Title Source, now known as Amrock, sued Silicon Valley-based HouseCanary for breach of contract when the company failed to develop an automated valuation model (AVM) mobile application. In the meantime, Amrock developed their own AVM based off common industry practices and publicly available information. HouseCanary, in turn, accused Amrock of trade secret misappropriation.  

The case is currently under appeal with the Texas Fourth Court of Appeals, which rests on the new evidence that emerged only after the award was already handed down. Whistleblower testimony from four former HouseCanary employees confirms that the app they were hired to develop was not a “functioning product,” was “vapor ware,” and had “none of the [promised] capabilities.”
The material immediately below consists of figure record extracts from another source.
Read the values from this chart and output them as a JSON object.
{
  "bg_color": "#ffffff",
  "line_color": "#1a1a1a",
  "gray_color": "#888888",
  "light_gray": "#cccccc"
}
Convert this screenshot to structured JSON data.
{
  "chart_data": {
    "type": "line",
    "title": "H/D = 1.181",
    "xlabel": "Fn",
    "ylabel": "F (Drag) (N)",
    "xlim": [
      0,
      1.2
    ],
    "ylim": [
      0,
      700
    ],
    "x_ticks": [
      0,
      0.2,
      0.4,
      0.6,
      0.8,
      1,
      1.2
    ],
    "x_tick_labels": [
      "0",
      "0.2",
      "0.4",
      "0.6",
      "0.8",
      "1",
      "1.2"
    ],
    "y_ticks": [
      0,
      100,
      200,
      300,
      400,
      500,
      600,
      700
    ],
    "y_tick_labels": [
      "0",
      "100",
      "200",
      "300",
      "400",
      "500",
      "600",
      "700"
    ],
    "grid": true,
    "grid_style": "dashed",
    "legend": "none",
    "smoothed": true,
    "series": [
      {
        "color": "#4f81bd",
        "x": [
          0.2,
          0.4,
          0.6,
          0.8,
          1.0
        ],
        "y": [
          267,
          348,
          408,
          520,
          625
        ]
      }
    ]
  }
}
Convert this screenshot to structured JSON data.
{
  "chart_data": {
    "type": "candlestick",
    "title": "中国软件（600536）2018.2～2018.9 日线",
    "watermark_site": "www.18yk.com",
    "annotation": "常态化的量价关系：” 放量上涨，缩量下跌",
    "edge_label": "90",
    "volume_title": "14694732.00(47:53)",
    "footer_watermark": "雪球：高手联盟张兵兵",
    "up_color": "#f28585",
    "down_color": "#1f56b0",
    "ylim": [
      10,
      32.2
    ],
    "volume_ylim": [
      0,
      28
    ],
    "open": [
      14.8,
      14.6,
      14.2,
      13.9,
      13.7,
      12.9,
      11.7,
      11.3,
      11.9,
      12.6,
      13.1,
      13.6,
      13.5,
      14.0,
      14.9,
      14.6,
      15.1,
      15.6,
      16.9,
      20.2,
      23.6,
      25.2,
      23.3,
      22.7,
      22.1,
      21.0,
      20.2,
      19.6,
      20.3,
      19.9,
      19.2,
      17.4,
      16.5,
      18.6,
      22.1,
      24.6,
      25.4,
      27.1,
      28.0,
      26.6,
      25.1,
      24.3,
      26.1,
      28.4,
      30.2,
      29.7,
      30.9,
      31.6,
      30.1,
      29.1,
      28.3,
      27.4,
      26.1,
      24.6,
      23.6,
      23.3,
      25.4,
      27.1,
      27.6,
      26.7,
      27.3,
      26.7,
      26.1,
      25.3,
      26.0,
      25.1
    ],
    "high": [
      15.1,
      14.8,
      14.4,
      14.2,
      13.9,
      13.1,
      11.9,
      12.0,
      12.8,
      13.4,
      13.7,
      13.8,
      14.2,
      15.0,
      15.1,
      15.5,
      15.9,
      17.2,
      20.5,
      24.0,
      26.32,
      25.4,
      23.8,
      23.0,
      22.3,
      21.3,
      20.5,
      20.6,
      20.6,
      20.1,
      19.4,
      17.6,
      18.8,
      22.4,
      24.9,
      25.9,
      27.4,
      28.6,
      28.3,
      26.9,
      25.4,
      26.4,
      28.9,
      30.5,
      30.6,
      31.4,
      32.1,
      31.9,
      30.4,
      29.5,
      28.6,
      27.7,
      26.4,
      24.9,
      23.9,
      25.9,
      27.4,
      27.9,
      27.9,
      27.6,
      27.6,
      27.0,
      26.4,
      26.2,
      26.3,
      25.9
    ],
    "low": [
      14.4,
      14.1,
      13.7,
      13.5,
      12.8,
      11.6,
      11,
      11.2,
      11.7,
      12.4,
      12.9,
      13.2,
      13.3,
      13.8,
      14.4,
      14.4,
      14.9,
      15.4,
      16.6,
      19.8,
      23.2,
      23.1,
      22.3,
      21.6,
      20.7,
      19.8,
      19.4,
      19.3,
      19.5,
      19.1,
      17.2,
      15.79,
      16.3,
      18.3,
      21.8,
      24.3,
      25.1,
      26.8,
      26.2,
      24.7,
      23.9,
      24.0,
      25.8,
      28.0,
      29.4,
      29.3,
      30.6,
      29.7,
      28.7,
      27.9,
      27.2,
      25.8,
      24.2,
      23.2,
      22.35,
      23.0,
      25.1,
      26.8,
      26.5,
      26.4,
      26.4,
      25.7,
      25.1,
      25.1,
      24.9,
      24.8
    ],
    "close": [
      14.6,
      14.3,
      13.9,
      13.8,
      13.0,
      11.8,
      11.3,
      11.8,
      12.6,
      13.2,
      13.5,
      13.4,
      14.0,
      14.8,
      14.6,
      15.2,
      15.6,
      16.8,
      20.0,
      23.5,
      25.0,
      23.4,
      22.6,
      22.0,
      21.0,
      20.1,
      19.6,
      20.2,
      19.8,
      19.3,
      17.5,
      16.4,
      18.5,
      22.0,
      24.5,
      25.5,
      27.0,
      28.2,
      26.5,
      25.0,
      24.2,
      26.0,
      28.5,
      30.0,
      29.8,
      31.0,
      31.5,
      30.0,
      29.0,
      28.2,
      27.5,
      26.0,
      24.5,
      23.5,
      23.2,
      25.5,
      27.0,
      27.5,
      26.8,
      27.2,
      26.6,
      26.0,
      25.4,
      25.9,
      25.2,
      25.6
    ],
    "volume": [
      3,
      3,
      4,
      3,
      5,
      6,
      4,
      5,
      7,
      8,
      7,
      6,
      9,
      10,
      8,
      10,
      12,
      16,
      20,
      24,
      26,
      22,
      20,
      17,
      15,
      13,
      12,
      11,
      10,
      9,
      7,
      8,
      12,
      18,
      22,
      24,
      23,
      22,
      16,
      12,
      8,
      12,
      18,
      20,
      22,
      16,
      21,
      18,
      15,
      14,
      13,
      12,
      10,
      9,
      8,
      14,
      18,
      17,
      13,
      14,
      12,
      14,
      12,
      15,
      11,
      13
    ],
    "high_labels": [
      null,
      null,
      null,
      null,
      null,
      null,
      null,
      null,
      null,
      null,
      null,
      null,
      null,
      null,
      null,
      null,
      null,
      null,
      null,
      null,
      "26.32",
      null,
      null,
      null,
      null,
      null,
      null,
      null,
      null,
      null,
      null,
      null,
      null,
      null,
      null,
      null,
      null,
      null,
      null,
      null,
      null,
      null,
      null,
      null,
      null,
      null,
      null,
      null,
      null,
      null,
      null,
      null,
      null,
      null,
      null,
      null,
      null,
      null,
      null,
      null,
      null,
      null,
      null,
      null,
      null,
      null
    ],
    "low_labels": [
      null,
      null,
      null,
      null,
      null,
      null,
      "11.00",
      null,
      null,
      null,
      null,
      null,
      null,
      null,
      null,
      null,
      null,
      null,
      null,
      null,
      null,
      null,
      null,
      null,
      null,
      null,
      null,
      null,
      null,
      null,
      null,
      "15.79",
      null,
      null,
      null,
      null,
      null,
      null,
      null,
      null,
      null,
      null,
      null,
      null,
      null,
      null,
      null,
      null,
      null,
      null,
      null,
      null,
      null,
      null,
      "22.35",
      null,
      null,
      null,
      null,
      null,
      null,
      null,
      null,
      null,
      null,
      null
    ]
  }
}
Notably, the high-dollar remedy was awarded with reliance on suspect “expert” testimony from HouseCanary’s witness, Walter Bratic. As it turns out, Bratic knows his way to the witness stand, having established a career as an expert witness willing who doesn’t let logic or facts inhibit his “expertise,” so long as the check clears. Several of his lofty uncorroborated damages estimates have ultimately resulted in reversal on appeal with his logic-defying damages figures cited prominently among the reasons why the lower court had erred in its initial findings.

In what would have been one of the largest patent awards to date, a U.S. District Judge in East Texas in 2011  overturned a $625 million jury verdict in Mirror Worlds LLC v. Apple Inc.  The judge  pointed out “the scope of Mirror Worlds’ case and Apple’s potential liability exposure changed during the course of trial” and “Mr. Bratic did not adjust his damages calculations after dismissal of Mirror Worlds’ indirect infringement claims,” – which would have reduced damages by approximately 50% to about $300 million.

In his opinion overturning the verdict, the judge wrote the record “lacks substantial evidence to support the jury’s award of damages” liable for patent infringement, taking particular issue with the damages in Bratic’s dubious valuation suggesting Apple should pay whopping royalties.

However, these damages are only considered if it was proven that the infringed patent was so central to the entire product that it can be considered key driver of customer demand. On whether or not that standard was met, the appellate judge  stated, “The record lacks substantial evidence to support the jury’s award of damages. The Court grants Apple’s request for Judgment as a Matter of Law to vacate the jury’s damages award.” 

Bratic’s handiwork doesn’t end there. In 2013, his testimony in Xpertuniverse v. Cisco was deemed baseless and thrown out after he employed a bizarre “hypothetical negotiation” in which he contended both parties would have agreed to a $32.5 million lump sum royalty.

In the 2015 case IVS v. Microsoft, in which IVS accused Microsoft’s Xbox and Kinect of infringing on a facial recognition patent, the court ruled that Bratic erred in opining that royalty damages should be a running royalty of 3x the court-ordered royalty rate based on a prior case involving handheld controllers.

Likewise in his damages valuation testimony for HouseCanary, Bratic used an outrageous price of $11 per use for the AVM, which emails between Amrock employees from February 2015 make clear would never have been the agreed upon rate.

This case is the epitome of trade secrets litigation abuse – potentially an ominous high-dollar indication of an even costlier problem with broader impact on American innovation and competitiveness in a global technology sector. If the decision stands, the established precedent will further open the floodgates for abuse of IP protections – offering an attractive option for companies looking for a way around fair market competition and innovation.

What began as a $5 million contract has morphed into three-quarters of a billion dollars and a legal spectacle – in large part due to faulty reasoning and voodoo math of an expert witness with a history of over valuating for his clients and being overturned by the courts. Legal scholars and the entire tech sector are closely watching to see how this case plays out for the future of American innovation.